Engineering Fibroblast with Reprogramming and Spheronization for Bone Defect Repair

Bone diseases profoundly affect patients, particularly the elderly, leading to severe health complications and disabilities. Osteoblasts play a crucial role in bone formation and are ideal candidates for treating bone diseases and engineering living materials. However, the stem and progenitor cells that give rise to osteoblasts, as well as osteoblasts themselves, exhibit dysfunction with aging. Although chemical reprogramming of fibroblasts into osteoblasts has been achieved, effective cell-based therapies or living materials have not been established in clinical practice. Here, we present a method using small molecules to achieve complete osteoblastic specification from human fibroblasts across all age groups. By targeting Wnt signaling pathways and modularizing small molecules and their combinations based on their effects on stage-specific genes, we optimized the temporal regulation of small molecules in reprogramming, achieving healthy induced osteoblasts(iOBs).
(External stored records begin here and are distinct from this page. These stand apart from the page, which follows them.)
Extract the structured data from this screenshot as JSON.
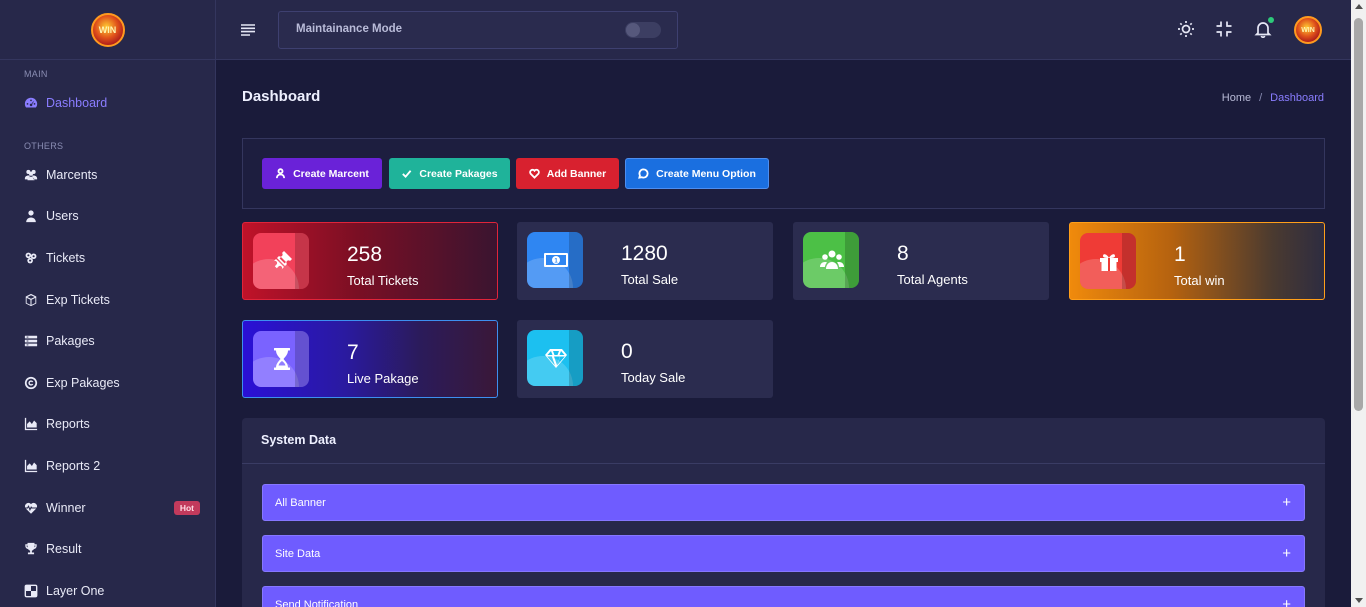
{
  "app": {
    "logo_text": "WIN"
  },
  "sidebar": {
    "sections": {
      "main": "MAIN",
      "others": "OTHERS"
    },
    "items": [
      {
        "label": "Dashboard",
        "icon": "dashboard-icon"
      },
      {
        "label": "Marcents",
        "icon": "users-group-icon"
      },
      {
        "label": "Users",
        "icon": "user-icon"
      },
      {
        "label": "Tickets",
        "icon": "tickets-icon"
      },
      {
        "label": "Exp Tickets",
        "icon": "box-icon"
      },
      {
        "label": "Pakages",
        "icon": "list-icon"
      },
      {
        "label": "Exp Pakages",
        "icon": "copyright-icon"
      },
      {
        "label": "Reports",
        "icon": "area-chart-icon"
      },
      {
        "label": "Reports 2",
        "icon": "area-chart-icon"
      },
      {
        "label": "Winner",
        "icon": "heartbeat-icon",
        "badge": "Hot"
      },
      {
        "label": "Result",
        "icon": "trophy-icon"
      },
      {
        "label": "Layer One",
        "icon": "layers-icon"
      }
    ]
  },
  "header": {
    "maintenance_label": "Maintainance Mode",
    "maintenance_on": false
  },
  "page": {
    "title": "Dashboard",
    "breadcrumb": {
      "home": "Home",
      "sep": "/",
      "current": "Dashboard"
    }
  },
  "actions": [
    {
      "label": "Create Marcent",
      "color": "#6a22d8",
      "icon": "user-icon"
    },
    {
      "label": "Create Pakages",
      "color": "#1fb39a",
      "icon": "check-icon"
    },
    {
      "label": "Add Banner",
      "color": "#d8212f",
      "icon": "heart-icon"
    },
    {
      "label": "Create Menu Option",
      "color": "#1a6fe0",
      "icon": "chat-icon"
    }
  ],
  "stats": [
    {
      "value": "258",
      "label": "Total Tickets",
      "icon": "ticket-icon"
    },
    {
      "value": "1280",
      "label": "Total Sale",
      "icon": "money-icon"
    },
    {
      "value": "8",
      "label": "Total Agents",
      "icon": "agents-icon"
    },
    {
      "value": "1",
      "label": "Total win",
      "icon": "gift-icon"
    },
    {
      "value": "7",
      "label": "Live Pakage",
      "icon": "hourglass-icon"
    },
    {
      "value": "0",
      "label": "Today Sale",
      "icon": "diamond-icon"
    }
  ],
  "system": {
    "title": "System Data",
    "panels": [
      {
        "label": "All Banner",
        "toggle": "+"
      },
      {
        "label": "Site Data",
        "toggle": "+"
      },
      {
        "label": "Send Notification",
        "toggle": "+"
      }
    ]
  }
}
The iOBs with traits of young native osteoblasts are ideal for forming transplantable tissue spheroids with improved survival, self-bone formation, and accelerated local angiogenesis in vivo, promoting effective bone defect repair. The material-free spheroids function as living, self-scaffolding building blocks for biofunctional constructs that reproduce tissue composition, maintain high cell density, and support matrix remodeling, offering a promising avenue for clinical autologous bone defect repair. 12 samples were analysed by RNA-seq.